Le cadre légal : quels actes RH transmettre en préfecture ?
Le contrôle de légalité est la procédure par laquelle le représentant de l’État (préfet) vérifie la conformité des actes des collectivités locales au droit. Conformément à l’article L.2131-1 du Code général des collectivités territoriales (CGCT), la quasi-totalité des délibérations d’une assemblée locale doivent être transmises en préfecture pour examen. Il en va de même des décisions prises par délégation des élus (par exemple par le maire au titre de l’article L.2122-22 CGCT) ou des actes réglementaires touchant à la gestion du personnel.
En matière de ressources humaines, la règle générale est que « toute décision d’entrée » dans la fonction publique territoriale doit être transmise. Cela inclut la nomination d’un fonctionnaire stagiaire sur un poste permanent, l’engagement d’un agent contractuel sur emploi permanent, ou encore la reconduction d’un contrat arrivé à échéance. De même, la transformation d’un CDD en CDI (contrat à durée indéterminée) entre dans le champ des actes transmissibles. Enfin, le recrutement direct d’un fonctionnaire (par concours ou mutation externe) ainsi que le licenciement d’un agent contractuel en cours de contrat sont soumis à l’obligation de transmission au contrôle de légalité.

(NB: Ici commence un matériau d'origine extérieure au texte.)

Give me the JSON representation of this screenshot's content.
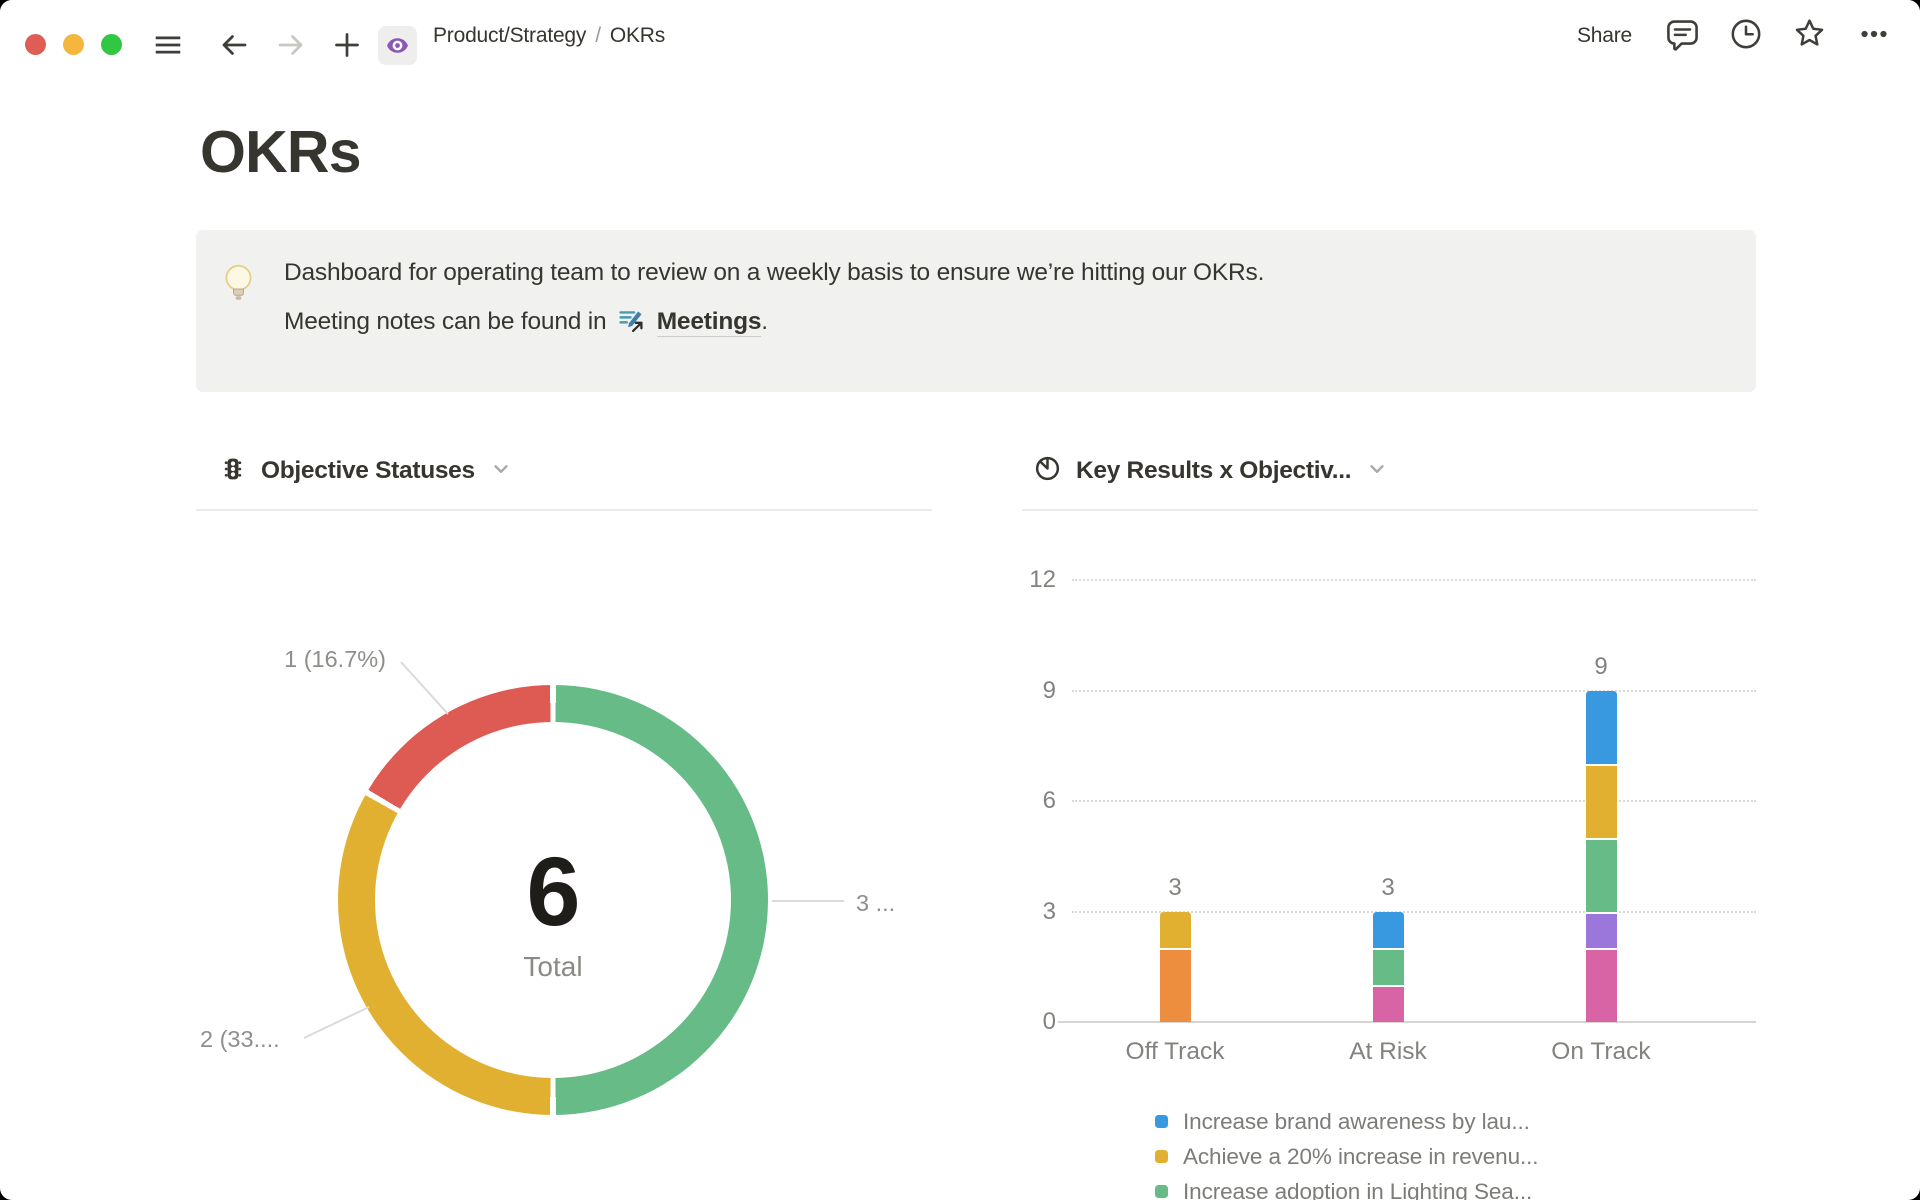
{
  "topbar": {
    "breadcrumb": {
      "parent": "Product/Strategy",
      "separator": "/",
      "current": "OKRs"
    },
    "share_label": "Share"
  },
  "icons": {
    "window": [
      "close-button",
      "minimize-button",
      "maximize-button"
    ],
    "left": [
      "hamburger-icon",
      "back-arrow-icon",
      "forward-arrow-icon",
      "plus-icon",
      "page-eye-icon"
    ],
    "right": [
      "comment-icon",
      "clock-icon",
      "star-icon",
      "more-icon"
    ],
    "callout": "lightbulb-icon",
    "meetings_link": "meetings-page-icon",
    "chart_headers": [
      "traffic-light-icon",
      "pie-chart-icon"
    ]
  },
  "page": {
    "title": "OKRs",
    "callout": {
      "line1": "Dashboard for operating team to review on a weekly basis to ensure we’re hitting our OKRs.",
      "line2_prefix": "Meeting notes can be found in",
      "link_label": "Meetings",
      "line2_suffix": "."
    }
  },
  "palette": {
    "red": "#DE5B53",
    "green": "#66BB87",
    "yellow": "#E2B031",
    "orange": "#EC8E3E",
    "blue": "#3898E0",
    "pink": "#D864A5",
    "purple": "#9B77DC"
  },
  "chart_data": [
    {
      "type": "donut",
      "title": "Objective Statuses",
      "center_value": "6",
      "center_label": "Total",
      "total": 6,
      "segments": [
        {
          "value": 3,
          "color": "green",
          "callout_label": "3 ..."
        },
        {
          "value": 2,
          "color": "yellow",
          "callout_label": "2 (33...."
        },
        {
          "value": 1,
          "color": "red",
          "callout_label": "1 (16.7%)"
        }
      ]
    },
    {
      "type": "stacked-bar",
      "title": "Key Results x Objectiv...",
      "categories": [
        "Off Track",
        "At Risk",
        "On Track"
      ],
      "totals": [
        3,
        3,
        9
      ],
      "y_ticks": [
        0,
        3,
        6,
        9,
        12
      ],
      "ylim": [
        0,
        12
      ],
      "grid": "dotted-horizontal",
      "series_stacks": [
        [
          {
            "color": "orange",
            "value": 2
          },
          {
            "color": "yellow",
            "value": 1
          }
        ],
        [
          {
            "color": "pink",
            "value": 1
          },
          {
            "color": "green",
            "value": 1
          },
          {
            "color": "blue",
            "value": 1
          }
        ],
        [
          {
            "color": "pink",
            "value": 2
          },
          {
            "color": "purple",
            "value": 1
          },
          {
            "color": "green",
            "value": 2
          },
          {
            "color": "yellow",
            "value": 2
          },
          {
            "color": "blue",
            "value": 2
          }
        ]
      ],
      "legend": [
        {
          "color": "blue",
          "label": "Increase brand awareness by lau..."
        },
        {
          "color": "yellow",
          "label": "Achieve a 20% increase in revenu..."
        },
        {
          "color": "green",
          "label": "Increase adoption in Lighting Sea..."
        }
      ],
      "legend_position": "bottom"
    }
  ]
}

Pourquoi ces transmissions ? Parce que ces actes – créations de poste, nominations, contrats, révocations de contractuels – engagent la collectivité sur des décisions importantes (embauche, dépenses de personnel, statut de l’agent) et doivent donc être contrôlés par l’État pour prévenir toute illégalité. Un acte soumis à transmission n’est opposable et pleinement exécutoire qu’après avoir été transmis et contrôlé. À l’inverse, les actes non soumis au contrôle de légalité sont exécutoires de plein droit dès l’accomplissement des formalités de publicité ou de notification requises. Néanmoins, le préfet peut toujours demander communication d’un acte, même non transmissible d’office, s’il souhaite en vérifier la légalité a posteriori. Il est donc impératif, dans tous les cas, de veiller à la conformité juridique de l’acte en lui-même, qu’il parte ou non à la préfecture.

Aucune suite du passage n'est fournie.